A West End theatre boss is to become the chief executive of the trust set up to run Woolwich’s £31m “creative district” in the Royal Arsenal.

James Heaton, who will take up the role at the Woolwich Creative District Trust in August, is currently the operations director at Nimax Theatres, which runs seven venues including the Garrick, Lyric and Apollo Theatres.

He also spent seven years at the Roundhouse Trust, putting on shows such as the iTunes Festival and holding events on a beach outside the Chalk Farm venue.

Immersive theatre company Punchdrunk was recently confirmed as the lead tenant in the creative district, which is based around the former Firepower museum and Greenwich Heritage Centre buildings on Berkeley Homes’ Arsenal development.

Other tenants include include Europe’s first majority back and minority ethnic orchestra Chineke!, Woolwich-based Protein Dance and the Woolwich Contemporary Print Fair.

He said: “The council’s incredible vision for the transformation of the Royal Arsenal site presents a once-in-a-lifetime opportunity not only for me, but more importantly for the communities of Woolwich and Greenwich, and the cultural life of London. I’m honoured to have the task of bringing people together within the walls of these beautiful buildings to create something amazing, the impact of which will be felt far beyond them. It’s my dream job.”

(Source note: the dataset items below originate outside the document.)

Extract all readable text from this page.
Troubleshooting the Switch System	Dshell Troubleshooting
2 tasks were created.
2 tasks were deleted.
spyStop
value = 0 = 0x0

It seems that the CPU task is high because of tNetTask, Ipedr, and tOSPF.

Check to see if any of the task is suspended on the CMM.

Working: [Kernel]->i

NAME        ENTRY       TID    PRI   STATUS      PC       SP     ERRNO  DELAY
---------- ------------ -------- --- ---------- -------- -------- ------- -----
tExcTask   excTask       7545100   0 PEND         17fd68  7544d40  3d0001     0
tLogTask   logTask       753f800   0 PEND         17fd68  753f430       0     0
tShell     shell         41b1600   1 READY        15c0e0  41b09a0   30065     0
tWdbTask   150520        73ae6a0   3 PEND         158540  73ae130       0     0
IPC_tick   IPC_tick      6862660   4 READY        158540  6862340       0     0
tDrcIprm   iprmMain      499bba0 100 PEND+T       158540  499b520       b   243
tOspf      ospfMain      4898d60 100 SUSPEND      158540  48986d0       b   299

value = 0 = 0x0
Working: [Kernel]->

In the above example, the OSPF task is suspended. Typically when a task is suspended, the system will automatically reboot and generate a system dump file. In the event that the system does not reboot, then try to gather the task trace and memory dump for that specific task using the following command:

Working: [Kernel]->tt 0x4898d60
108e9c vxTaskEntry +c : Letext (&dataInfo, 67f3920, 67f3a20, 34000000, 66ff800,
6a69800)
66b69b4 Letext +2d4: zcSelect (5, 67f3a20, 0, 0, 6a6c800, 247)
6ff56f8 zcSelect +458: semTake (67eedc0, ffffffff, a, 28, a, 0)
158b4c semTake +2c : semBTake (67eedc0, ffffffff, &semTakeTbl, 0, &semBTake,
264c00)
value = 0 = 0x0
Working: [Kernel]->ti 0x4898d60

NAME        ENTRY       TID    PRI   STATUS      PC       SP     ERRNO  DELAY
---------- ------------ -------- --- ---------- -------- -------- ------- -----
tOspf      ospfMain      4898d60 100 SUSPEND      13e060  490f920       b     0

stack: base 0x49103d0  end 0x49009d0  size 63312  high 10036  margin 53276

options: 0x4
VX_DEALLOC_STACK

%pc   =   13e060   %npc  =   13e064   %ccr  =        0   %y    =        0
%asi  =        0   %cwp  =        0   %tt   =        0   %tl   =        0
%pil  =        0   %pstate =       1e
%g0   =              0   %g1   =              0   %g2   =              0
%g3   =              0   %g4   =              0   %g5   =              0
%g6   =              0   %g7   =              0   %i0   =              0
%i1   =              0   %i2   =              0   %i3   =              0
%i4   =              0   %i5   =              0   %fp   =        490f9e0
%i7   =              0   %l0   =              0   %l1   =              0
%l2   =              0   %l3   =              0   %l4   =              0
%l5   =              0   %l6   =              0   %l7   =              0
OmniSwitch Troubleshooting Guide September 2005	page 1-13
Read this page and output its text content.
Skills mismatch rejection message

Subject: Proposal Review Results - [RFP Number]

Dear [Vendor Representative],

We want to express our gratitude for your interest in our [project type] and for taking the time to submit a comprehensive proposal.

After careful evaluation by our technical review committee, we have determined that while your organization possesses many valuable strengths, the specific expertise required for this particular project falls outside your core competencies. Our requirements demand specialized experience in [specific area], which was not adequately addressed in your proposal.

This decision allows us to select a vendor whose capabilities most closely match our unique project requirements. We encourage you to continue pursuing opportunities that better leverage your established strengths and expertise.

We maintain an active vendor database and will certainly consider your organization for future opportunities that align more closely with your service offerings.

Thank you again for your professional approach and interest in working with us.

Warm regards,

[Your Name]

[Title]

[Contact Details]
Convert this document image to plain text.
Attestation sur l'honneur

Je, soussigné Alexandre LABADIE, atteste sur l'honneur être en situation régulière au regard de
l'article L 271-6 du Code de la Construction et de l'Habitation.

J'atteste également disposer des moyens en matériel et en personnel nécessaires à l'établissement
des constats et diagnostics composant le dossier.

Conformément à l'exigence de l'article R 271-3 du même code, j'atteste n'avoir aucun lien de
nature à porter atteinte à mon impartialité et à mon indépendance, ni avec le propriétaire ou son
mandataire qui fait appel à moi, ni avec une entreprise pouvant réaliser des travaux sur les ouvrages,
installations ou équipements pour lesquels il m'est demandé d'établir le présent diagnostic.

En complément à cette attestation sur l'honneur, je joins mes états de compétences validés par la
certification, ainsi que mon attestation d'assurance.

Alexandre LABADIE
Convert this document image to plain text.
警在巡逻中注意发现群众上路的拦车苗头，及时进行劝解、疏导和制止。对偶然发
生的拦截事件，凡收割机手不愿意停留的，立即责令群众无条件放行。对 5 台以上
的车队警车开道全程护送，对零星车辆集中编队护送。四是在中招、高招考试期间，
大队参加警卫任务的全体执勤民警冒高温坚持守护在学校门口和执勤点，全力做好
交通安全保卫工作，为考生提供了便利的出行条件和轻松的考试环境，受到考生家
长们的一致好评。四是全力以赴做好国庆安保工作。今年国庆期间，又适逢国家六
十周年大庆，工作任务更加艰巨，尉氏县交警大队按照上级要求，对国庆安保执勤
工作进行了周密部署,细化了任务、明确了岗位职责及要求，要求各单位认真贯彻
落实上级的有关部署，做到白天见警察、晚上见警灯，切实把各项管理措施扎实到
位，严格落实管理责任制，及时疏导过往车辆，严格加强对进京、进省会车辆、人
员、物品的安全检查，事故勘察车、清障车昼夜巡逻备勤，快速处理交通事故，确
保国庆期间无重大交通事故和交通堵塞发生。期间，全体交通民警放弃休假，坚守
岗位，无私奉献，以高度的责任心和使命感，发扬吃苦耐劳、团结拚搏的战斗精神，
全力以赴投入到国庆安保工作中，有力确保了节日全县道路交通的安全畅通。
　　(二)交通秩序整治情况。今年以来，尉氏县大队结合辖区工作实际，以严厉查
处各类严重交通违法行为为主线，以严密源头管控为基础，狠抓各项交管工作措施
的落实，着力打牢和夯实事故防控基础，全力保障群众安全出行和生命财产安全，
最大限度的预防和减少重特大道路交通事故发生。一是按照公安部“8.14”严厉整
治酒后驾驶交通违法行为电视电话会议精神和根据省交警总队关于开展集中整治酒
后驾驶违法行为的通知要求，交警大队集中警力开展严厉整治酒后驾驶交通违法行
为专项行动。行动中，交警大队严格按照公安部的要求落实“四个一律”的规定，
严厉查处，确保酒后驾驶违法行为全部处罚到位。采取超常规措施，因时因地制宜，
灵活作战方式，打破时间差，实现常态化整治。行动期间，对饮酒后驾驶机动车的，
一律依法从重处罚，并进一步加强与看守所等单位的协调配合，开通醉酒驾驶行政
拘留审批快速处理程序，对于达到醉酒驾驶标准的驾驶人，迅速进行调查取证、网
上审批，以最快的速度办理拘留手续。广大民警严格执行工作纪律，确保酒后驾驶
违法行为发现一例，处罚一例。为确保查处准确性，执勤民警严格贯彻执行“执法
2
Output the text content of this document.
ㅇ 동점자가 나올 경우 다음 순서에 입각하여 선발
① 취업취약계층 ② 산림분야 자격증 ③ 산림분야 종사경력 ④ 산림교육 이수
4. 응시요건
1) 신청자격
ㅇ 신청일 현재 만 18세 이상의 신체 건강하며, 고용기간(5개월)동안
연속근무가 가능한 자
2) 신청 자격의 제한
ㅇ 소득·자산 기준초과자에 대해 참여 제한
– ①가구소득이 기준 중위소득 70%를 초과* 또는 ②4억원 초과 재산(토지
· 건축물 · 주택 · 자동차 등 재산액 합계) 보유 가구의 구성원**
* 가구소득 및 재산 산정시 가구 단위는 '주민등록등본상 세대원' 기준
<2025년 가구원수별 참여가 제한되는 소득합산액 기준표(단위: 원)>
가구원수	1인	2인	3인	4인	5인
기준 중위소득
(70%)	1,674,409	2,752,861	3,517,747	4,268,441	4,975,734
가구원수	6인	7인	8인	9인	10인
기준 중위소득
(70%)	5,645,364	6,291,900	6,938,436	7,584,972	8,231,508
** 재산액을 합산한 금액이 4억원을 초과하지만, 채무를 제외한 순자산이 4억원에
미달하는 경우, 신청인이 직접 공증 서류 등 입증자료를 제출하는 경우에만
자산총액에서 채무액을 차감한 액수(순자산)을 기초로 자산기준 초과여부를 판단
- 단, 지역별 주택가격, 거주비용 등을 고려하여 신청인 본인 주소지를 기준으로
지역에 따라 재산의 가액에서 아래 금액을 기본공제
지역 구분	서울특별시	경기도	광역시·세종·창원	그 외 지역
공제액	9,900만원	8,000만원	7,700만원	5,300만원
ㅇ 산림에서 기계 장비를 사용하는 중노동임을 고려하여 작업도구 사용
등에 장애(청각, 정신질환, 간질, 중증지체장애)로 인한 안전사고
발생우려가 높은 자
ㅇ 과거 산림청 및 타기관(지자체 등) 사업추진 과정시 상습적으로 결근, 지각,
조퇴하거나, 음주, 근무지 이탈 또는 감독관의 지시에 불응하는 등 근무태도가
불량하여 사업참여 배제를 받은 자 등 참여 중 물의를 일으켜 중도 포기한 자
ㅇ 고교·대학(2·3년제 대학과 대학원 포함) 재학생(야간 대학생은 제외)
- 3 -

The trust’s chair, Valerie Vaughan-Dick said: “I’m thrilled James will be joining me to spearhead the Woolwich Creative District Trust. His experience will be invaluable as we set about establishing a cultural hub akin to London’s most established arts centres.”

Heaton’s experience at the Roundhouse – which combines being one of London’s key arts and music venues with being a community hub in Camden – indicates a possible direction for the Creative District scheme, which is due to begin operations in 2020. The Roundhouse depends heavily on volunteers for its front of house staff, while it operates a scheme helping young people get involved with the arts.

Greenwich Council sees the flagship Creative District project as key in rejuvenating Woolwich’s fortunes, which have been battered by the delays to Crossrail and the recent withdrawal of street food outfit Street Feast from the former covered market.

But there is considerable nervousness on the Labour benches about whether the Creative District will actually benefit Woolwich residents or simply provide a boost for Berkeley Homes’ redevelopment of the Arsenal, while Conservative councillors have voiced worries about the cost of the project. There are concerns on both sides of the council about the £31m outlay when services are being cut elsewhere.